At first sight this might appear comforting if it were not for the f act that earlier the paper defines euthanasia as 'a deliberate intervention with the express aim of ending life'.

This definition makes no mention of omission to act, either accidental, negligent or even deliberate.

The practice of euthanasia under English criminal law constitutes homicide, and it is a well-established principle of our law that homicide can be committed by omission just as well as by commission.The failure to include deliberately omitting to act in the definition of euthanasia is difficult to understand, for it is precisely omitting to act which is the essential element of so many forms of euthanasia such as, for example, living wills.

Fortunately, the government appears to have accepted the real dangers of living wills and has decided that they 'should not be taken forward'.Even more dangerous than living wills are the proposals for continuing powers of attorney (CPA).

Most lawyers will be aware of enduring powers of attorney (EPA), established by the Enduring Powers of Attorney Act 1985, by which an adult may appoint another person or persons to act as his attorney to manage his finances.

Unlike other powers of attorney, EPAs continue in force even if the donor later becomes mentally incapable.In general, EPAs have proved to be a helpful and useful aid in managing the affairs of (usually) elderly people, but EPAs have their dangers.

A great deal depends on choosing a right trustworthy attorney and many solicitors will have had misgivings concerning the appointment of certain attorneys whom the client donor insists has his full confidence.

The dangers inherent in EPAs are generally recognised and the Law Society itself has recently published a booklet which highlights the risk of abuse of EPAs.

The booklet reports the Master of the Court of Protection's estimate that financial abuse occurs in 10% to 15% of cases of registered EPAs and even more with unregistered powers.

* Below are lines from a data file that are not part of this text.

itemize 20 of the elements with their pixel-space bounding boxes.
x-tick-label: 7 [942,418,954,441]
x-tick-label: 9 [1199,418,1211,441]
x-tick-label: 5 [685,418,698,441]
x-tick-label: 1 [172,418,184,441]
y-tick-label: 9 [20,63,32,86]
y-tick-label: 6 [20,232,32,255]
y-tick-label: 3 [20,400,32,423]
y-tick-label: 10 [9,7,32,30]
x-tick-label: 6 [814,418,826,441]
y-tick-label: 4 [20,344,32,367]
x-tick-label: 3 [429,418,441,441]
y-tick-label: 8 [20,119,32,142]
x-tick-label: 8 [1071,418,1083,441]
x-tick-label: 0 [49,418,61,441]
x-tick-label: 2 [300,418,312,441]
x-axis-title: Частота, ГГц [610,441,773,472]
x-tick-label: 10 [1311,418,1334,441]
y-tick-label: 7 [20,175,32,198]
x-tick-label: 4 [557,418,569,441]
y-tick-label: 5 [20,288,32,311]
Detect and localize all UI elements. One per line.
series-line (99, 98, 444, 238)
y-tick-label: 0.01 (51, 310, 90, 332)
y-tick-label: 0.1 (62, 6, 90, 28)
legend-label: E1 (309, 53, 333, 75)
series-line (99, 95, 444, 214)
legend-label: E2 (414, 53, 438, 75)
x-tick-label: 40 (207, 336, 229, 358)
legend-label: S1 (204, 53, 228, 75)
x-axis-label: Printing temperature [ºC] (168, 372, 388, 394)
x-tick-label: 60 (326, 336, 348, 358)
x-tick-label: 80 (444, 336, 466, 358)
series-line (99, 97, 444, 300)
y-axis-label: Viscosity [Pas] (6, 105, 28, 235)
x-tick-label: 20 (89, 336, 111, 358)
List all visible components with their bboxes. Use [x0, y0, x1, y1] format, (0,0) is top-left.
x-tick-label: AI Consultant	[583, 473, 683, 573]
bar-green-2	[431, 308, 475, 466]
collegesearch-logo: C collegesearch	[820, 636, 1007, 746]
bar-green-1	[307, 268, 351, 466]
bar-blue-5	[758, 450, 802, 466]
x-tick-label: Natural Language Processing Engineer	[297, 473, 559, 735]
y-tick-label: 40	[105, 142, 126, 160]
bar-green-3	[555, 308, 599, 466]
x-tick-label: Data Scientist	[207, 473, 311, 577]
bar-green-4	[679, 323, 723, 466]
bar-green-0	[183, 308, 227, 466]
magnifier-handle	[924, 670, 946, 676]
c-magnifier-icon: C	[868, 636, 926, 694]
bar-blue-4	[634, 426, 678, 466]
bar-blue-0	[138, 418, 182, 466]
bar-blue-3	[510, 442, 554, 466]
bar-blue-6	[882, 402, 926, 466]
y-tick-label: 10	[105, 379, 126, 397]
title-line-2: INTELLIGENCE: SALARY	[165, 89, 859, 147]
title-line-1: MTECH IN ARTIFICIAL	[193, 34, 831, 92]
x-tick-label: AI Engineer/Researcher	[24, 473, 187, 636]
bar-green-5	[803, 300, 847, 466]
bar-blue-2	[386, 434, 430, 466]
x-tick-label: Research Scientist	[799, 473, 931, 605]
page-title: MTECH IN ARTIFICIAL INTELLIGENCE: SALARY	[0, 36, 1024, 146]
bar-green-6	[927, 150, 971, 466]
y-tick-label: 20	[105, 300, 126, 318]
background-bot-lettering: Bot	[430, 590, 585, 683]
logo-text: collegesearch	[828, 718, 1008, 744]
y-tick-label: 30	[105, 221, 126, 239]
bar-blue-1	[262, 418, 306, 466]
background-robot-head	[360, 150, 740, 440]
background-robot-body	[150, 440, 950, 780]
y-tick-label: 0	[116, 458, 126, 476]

These estimates of abuse are disturbingly vague.EPAs give attorneys powers only in relation to the donor's financial affairs, but CPAs, as proposed would give attorneys authority to act also in relation to the donor's 'personal and healthcare matters'.

This would give the attorney control over the fate of the donor, once the CPA came into force.

This might present no problem with a dutiful attorney but it is not difficult to imagine an attorney refusing treatment on behalf of a granny, knowing that the sooner she dies, the sooner the inheritance will fall in.

Solicitors, better than anyone, know this is not fanciful.The Government has now announced that it intends to proceed with plans to introduce CPAs, despite all the dangers they present.

It is true that certain safeguards, even compulsory registration, are proposed but these are unlikely to be of much practical effect against a weak or an unscrupulous attorney.The law relating to vulnerable people should be kept under constant review and genuine improvements should be sought - but if the legal regime gives persons with vested interests the authority to make decisions of life or death for vulnerable people in their power, then the plight of all such vulnerable people in that environment will be precarious indeed.